The circumstance to which Mr. Richmond was indebted for his superiority on this subject, is singular, and deserves insertion. While he resided in the Isle of Wight, and shortly after his perusal of “ Wilberforce's Practical View,” which had effected so striking a change in his own sentiments and character, a grocer at Newport sent him some trifling article wrapped up in a leaf of Bishop Jewell's Apology. His attention was directed to the wrapper by one of his family, who jocosely remarked, b6 this looks as if it would suit you, Legh.” He read the leaf, and instantly set off for Newport, to inquire after the remaining pages. The grocer, smiling at the anxiety of his clerical customer, replied, “yes, Sir, here they are, and I have a whole hogshead of these worthies; they are much at your service, for two-pence a pound.” The treasure was speedily and joyfully secured; and to this incident, trivial as it may appear, Mr. Richmond owed his extensive and profound acquaintance with the authors of the Reformation.

It is, indeed, a humiliating consideration, that works like these should lose the veneration of posterity, and be treated with the contempt due only to the meanest productions of the day. It was an honour reserved for Mr.
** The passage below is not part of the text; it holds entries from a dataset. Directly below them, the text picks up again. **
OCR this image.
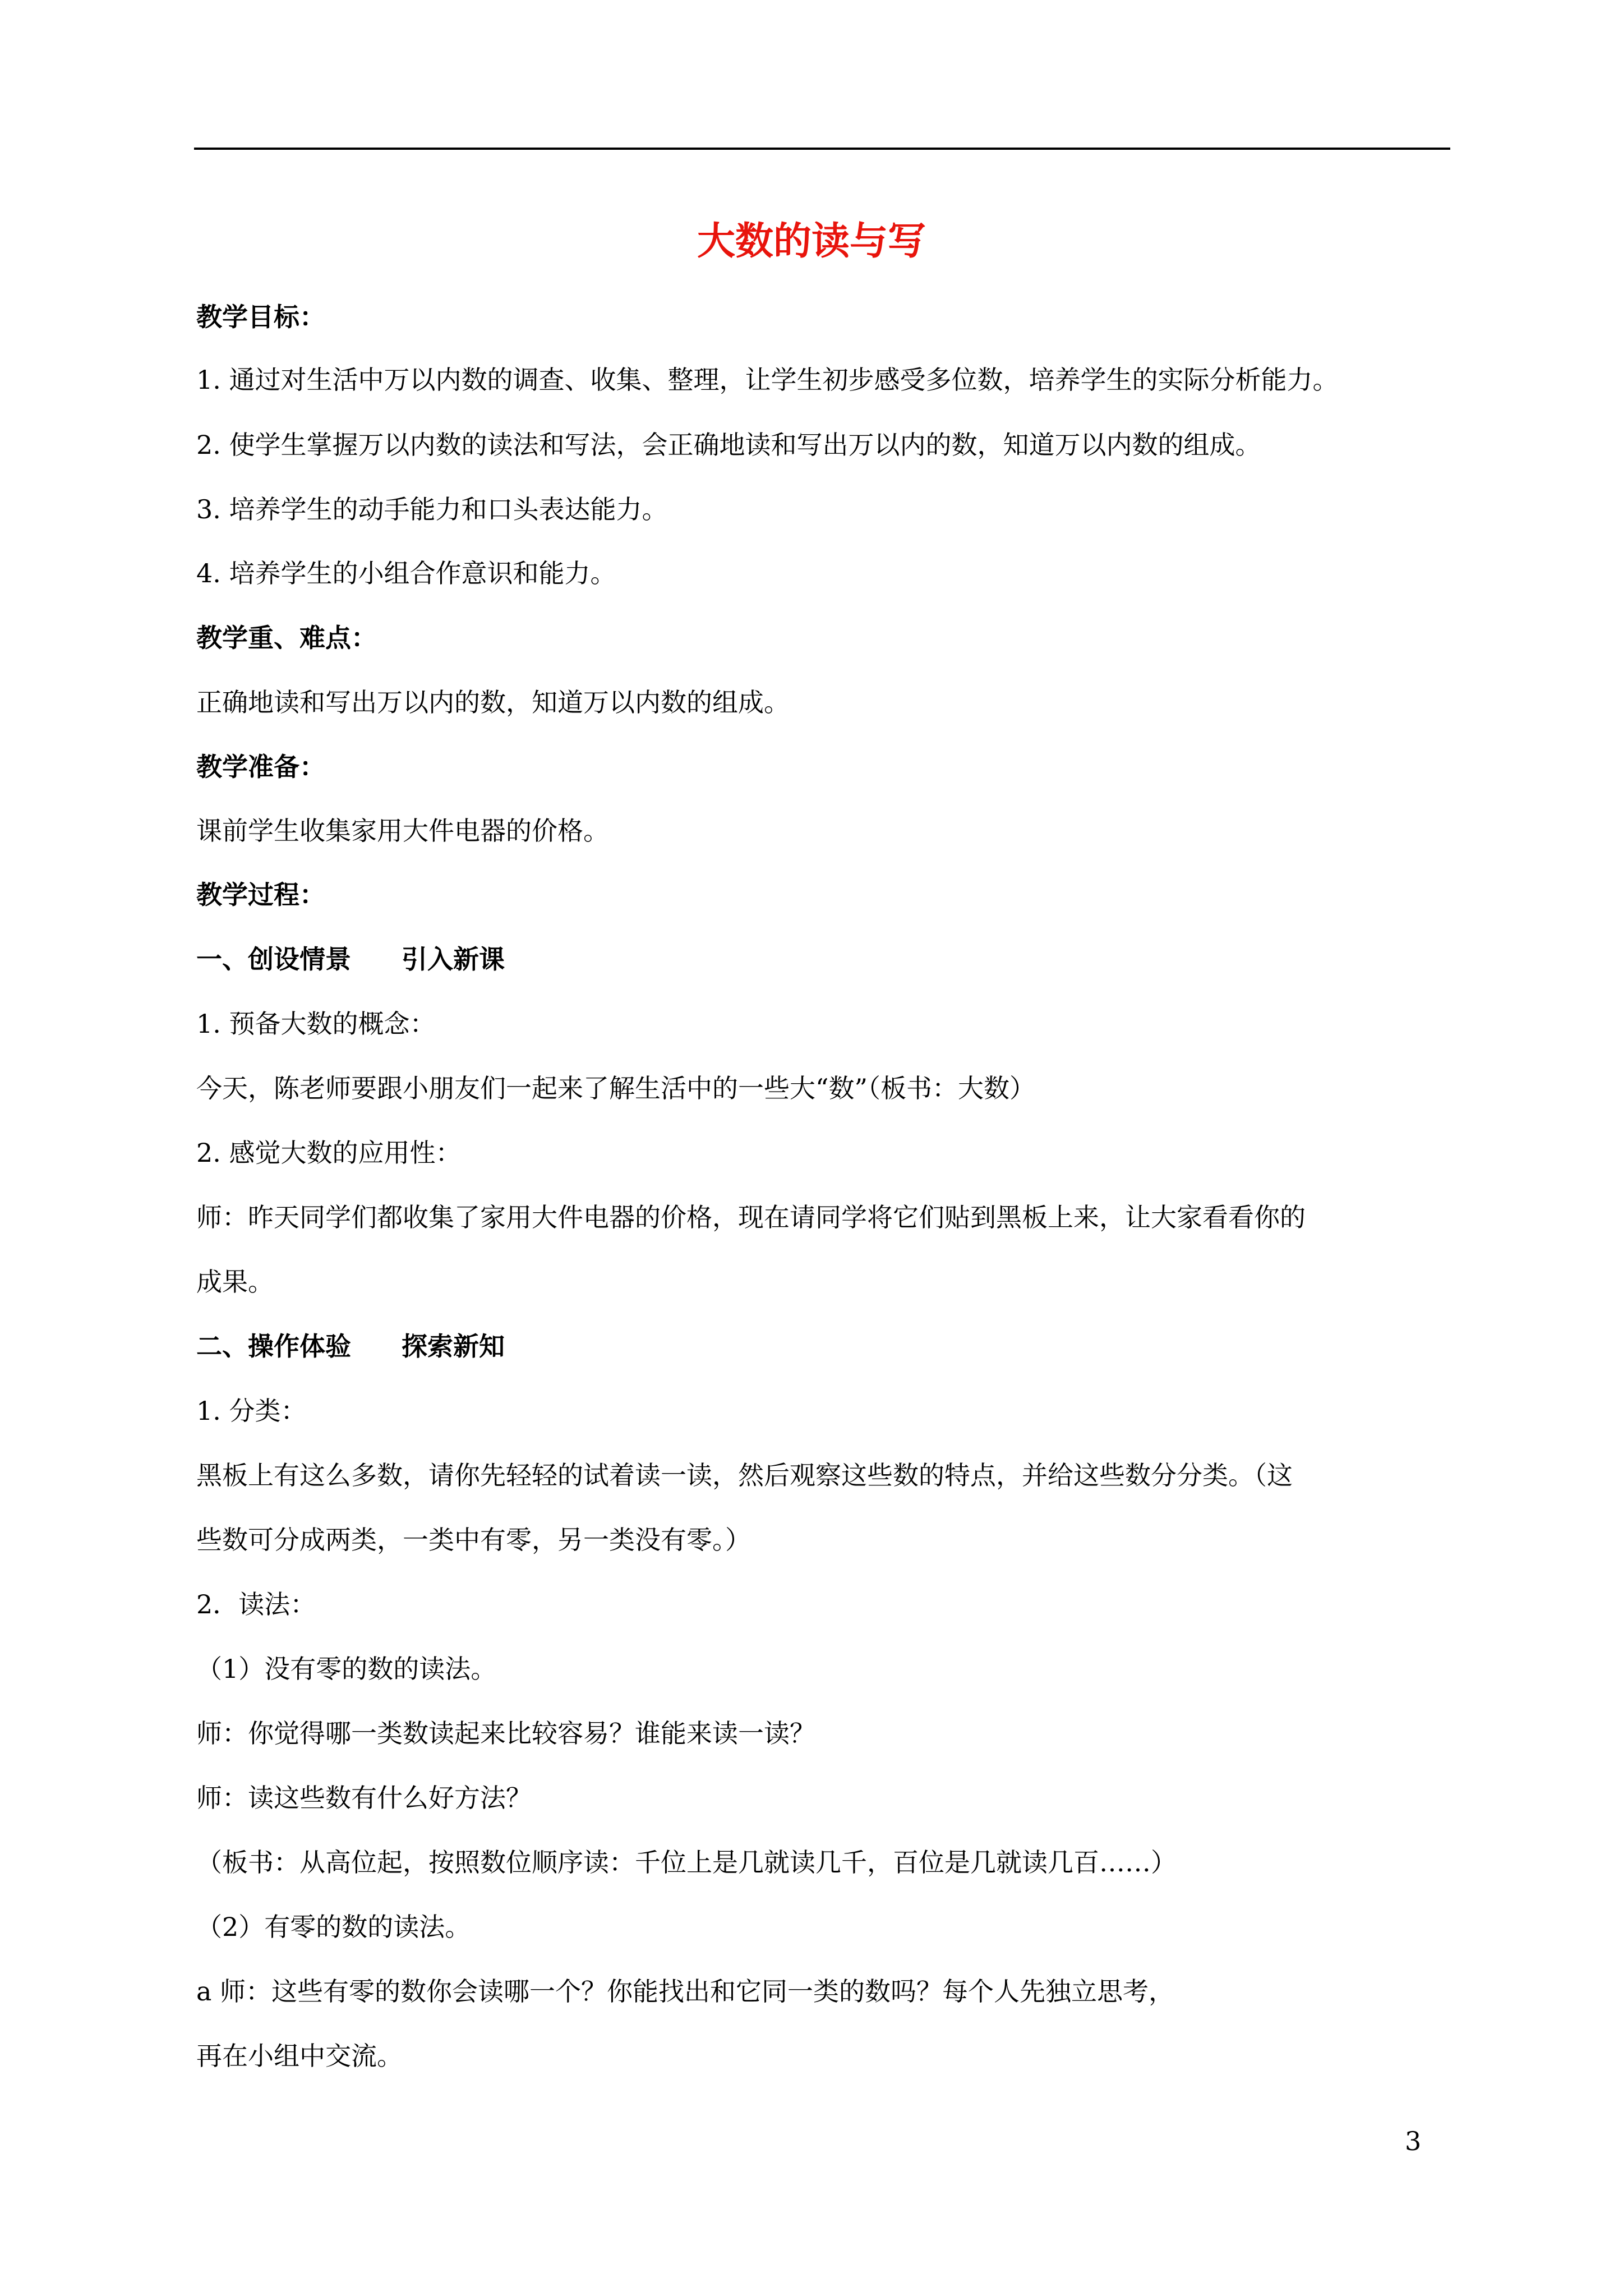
大数的读与写
教学目标：
1. 通过对生活中万以内数的调查、收集、整理，让学生初步感受多位数，培养学生的实际分析能力。
2. 使学生掌握万以内数的读法和写法，会正确地读和写出万以内的数，知道万以内数的组成。
3. 培养学生的动手能力和口头表达能力。
4. 培养学生的小组合作意识和能力。
教学重、难点：
正确地读和写出万以内的数，知道万以内数的组成。
教学准备：
课前学生收集家用大件电器的价格。
教学过程：
一、创设情景 引入新课
1. 预备大数的概念：
今天，陈老师要跟小朋友们一起来了解生活中的一些大“数”（板书：大数）
2. 感觉大数的应用性：
师：昨天同学们都收集了家用大件电器的价格，现在请同学将它们贴到黑板上来，让大家看看你的
成果。
二、操作体验 探索新知
1. 分类：
黑板上有这么多数，请你先轻轻的试着读一读，然后观察这些数的特点，并给这些数分分类。（这
些数可分成两类，一类中有零，另一类没有零。）
2．读法：
（1）没有零的数的读法。
师：你觉得哪一类数读起来比较容易？谁能来读一读？
师：读这些数有什么好方法？
（板书：从高位起，按照数位顺序读：千位上是几就读几千，百位是几就读几百……）
（2）有零的数的读法。
a 师：这些有零的数你会读哪一个？你能找出和它同一类的数吗？每个人先独立思考，
再在小组中交流。
3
Richmond, to draw from obscurity the writings of those eminent men, who had shaken empires by their discussions, overthrown systems which centuries had struggled to uphold, and, sealing their testimony with their blood, bequeathed a sacred legacy of pure doctrine to the Protestant church.

At the urgent and repeated entreaties of several clerical friends, Mr. Richmond was induced to engage in this important undertaking. A prospectus of his plan was laid before the public in the year 1806 ; and shortly after he commenced the publication of the work in numbers, and ultimately completed it in eight volumes. It is impossible to contemplate the execution of so laborious a task, and not to assign to the Editor the praise of unwearied diligence, discriminating judgment, and acknowledged impartiality. The substance of the writings of Tindal, Ridley, Latimer, Cranmer, Hooper, Bradford, Jewell, and others, was thus rendered accessible to the theological student, at a time when the spirit of controversy was gone forth, and when a standard of unquestionable authority, and free from the bias of modern prejudices, became a desideratum of the very first importa

Since the above period, a considerable change of sentiment has taken place among us; and we have no hesitation in ascribing much of that perceptible return to the doctrines of the Reformation, which characterizes the present state of our Church, to the influence of this publication. It has been repeatedly referred to, and largely quoted in the various subjects of popular discussion; and if sound doctrine be to the soul what nutritious food is to the body, and the stream be purest as we approach nearest to its source, it is to the perusal of the writings of the Reformers, and of their immediate successors, next to that of the Bible, that we are to look, under the divine blessing, for the revival of national piety and religion.*


* “The Fathers of the English Church” are now no longer to be obtained in complete sets ; but some of the separate volumes, which are distinct, and wholly independent in their contents, may be purchased, by application to the publishers, Messrs. Hatchard, Piccadilly; and Seely, Fleet Street, London.